[rec.arts.cinema] The Lady From Shanghai and ethnicity

rshapiro@uunet.UU.NET (Richard Shapiro) (12/14/90)

I just picked up the laser disc of The Lady From Shanghai, and while
watching it I was reminded of an aspect of this film that's always
puzzled me.  Much emphasis is placed on the general issue of
nationality and ethnicity.  Welles makes a point of letting the
audience know that the (caucasian) female lead (Rita Hayworth) was
born in Shanghai, that she speaks Chinese, and that she has some
familiarity with Chinese culture (the Chinese theater scene).  Yet the
significance of her "Chinese-ness" is not at all apparent.  Aside from
a passing reference to Shanghai being a sinful city, the character
could just as easily have been Turkish or Brazilian or, for that
matter, Anglo-Saxon, and no thematic damage would have been done to
the film.  Likewise the male lead (played by Welles) is quite
pointedly marked as being Irish -- he does the voice-over in a rather
heavy-handed brogue, and the character's nickname is "Black Irish".
But, again, despite the strong emphasis on the character's ethnicity,
no thematic conclusions seem to flow from this.  Other, minor
characters also brandish their nationality or ethnicity (Jewish,
Mexican) but still for no apparent reason.  In short, the film is full
of references to ethnicity and nationality, and yet it could have been
made without these references and nothing would have been lost.

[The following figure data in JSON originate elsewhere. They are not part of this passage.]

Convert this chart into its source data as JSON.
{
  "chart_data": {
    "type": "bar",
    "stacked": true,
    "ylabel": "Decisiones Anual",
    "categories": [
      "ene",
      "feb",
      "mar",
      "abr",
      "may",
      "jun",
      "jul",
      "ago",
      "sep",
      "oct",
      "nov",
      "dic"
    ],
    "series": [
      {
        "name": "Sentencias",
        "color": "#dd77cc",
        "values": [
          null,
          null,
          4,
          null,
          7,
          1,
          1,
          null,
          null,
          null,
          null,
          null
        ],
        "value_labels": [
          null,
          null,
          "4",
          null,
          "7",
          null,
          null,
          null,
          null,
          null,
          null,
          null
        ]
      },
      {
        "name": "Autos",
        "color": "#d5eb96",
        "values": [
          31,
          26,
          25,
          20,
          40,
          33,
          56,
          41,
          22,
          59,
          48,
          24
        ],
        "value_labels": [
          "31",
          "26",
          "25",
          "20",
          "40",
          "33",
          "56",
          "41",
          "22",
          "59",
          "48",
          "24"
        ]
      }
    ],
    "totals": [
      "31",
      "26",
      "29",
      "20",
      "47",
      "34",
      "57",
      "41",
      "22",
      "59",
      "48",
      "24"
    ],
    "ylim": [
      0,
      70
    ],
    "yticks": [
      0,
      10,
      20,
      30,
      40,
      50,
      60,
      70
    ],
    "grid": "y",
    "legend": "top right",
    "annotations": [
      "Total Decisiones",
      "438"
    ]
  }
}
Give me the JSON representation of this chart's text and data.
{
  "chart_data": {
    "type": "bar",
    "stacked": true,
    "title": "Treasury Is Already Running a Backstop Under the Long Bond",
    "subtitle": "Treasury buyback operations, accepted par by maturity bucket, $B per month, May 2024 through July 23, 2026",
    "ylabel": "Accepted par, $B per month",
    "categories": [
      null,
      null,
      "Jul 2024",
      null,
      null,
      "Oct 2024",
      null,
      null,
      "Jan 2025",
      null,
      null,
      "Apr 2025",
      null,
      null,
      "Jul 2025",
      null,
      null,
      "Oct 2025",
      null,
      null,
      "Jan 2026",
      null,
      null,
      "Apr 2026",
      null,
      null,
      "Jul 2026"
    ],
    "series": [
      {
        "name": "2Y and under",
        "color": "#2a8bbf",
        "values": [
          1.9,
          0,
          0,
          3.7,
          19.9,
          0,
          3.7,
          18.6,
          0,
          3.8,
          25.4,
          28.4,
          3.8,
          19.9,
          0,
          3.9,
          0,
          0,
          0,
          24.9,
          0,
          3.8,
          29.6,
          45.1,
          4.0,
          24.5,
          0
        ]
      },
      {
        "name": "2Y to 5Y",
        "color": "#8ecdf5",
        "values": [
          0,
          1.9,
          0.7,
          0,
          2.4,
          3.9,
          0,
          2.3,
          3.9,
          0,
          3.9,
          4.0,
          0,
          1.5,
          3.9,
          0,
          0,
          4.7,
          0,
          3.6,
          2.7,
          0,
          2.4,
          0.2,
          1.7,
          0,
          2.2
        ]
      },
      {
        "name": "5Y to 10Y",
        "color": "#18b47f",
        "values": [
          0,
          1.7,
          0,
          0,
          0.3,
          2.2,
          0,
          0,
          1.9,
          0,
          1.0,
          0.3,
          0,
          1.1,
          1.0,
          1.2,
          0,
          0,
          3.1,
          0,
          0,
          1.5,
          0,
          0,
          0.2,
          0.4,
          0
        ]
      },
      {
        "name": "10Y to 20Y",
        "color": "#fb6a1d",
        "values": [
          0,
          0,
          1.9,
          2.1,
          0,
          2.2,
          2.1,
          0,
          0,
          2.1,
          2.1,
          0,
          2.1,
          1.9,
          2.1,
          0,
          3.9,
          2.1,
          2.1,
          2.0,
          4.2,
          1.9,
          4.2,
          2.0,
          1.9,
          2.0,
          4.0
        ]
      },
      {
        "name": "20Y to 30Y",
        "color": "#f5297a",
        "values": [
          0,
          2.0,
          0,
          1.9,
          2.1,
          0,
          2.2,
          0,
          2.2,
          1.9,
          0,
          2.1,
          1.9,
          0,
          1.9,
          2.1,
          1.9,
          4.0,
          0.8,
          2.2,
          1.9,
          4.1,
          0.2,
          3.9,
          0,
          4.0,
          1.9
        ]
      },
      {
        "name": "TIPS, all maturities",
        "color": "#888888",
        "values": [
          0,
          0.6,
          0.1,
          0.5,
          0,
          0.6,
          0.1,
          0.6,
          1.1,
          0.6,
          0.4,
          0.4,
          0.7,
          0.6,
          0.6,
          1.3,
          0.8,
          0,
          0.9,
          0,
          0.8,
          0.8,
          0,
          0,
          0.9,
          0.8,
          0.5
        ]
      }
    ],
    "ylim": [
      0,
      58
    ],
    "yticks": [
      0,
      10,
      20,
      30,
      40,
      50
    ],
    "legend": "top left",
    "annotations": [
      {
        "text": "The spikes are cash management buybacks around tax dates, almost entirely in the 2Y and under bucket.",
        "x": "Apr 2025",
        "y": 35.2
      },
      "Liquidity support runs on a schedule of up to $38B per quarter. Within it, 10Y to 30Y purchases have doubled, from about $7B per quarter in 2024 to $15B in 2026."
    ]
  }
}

Or have I missed something significant in this movie?  I know of some
Hollywood films that use foreign-ness as an important marker of
character, but this particular movie doesn't really follow that
paradigm.  There are no clear moral or thematic lines separating the
familiar from the foreign.  Instead, The Lady From Shanghai follows
the more ordinary schema of film noir: weak, somewhat feminized men
victimized by a strong, phallic woman, where the men are distinguished
primarily by their innocence or lack thereof.

Possibly some insights into this would come from comparing The Lady
From Shanghai to other films by Welles.  His film The Stranger is an
example of the familiar vs foreign.  In this case, the nationality of
the Welles character is crucial to his identity -- he is a stranger,
and thus evil.  And certainly nationality is important in Touch of
Evil, though in this case Welles casts himself as the jingoistic
American rather than as the foreigner.

It would seem clear that ethnicity, and the general question of
familiar vs foreign, is important to Welles.  And yet I'm afraid I
still don't see how it functions in The Lady From Shanghai, or in fact
why it comes up in that movie at all.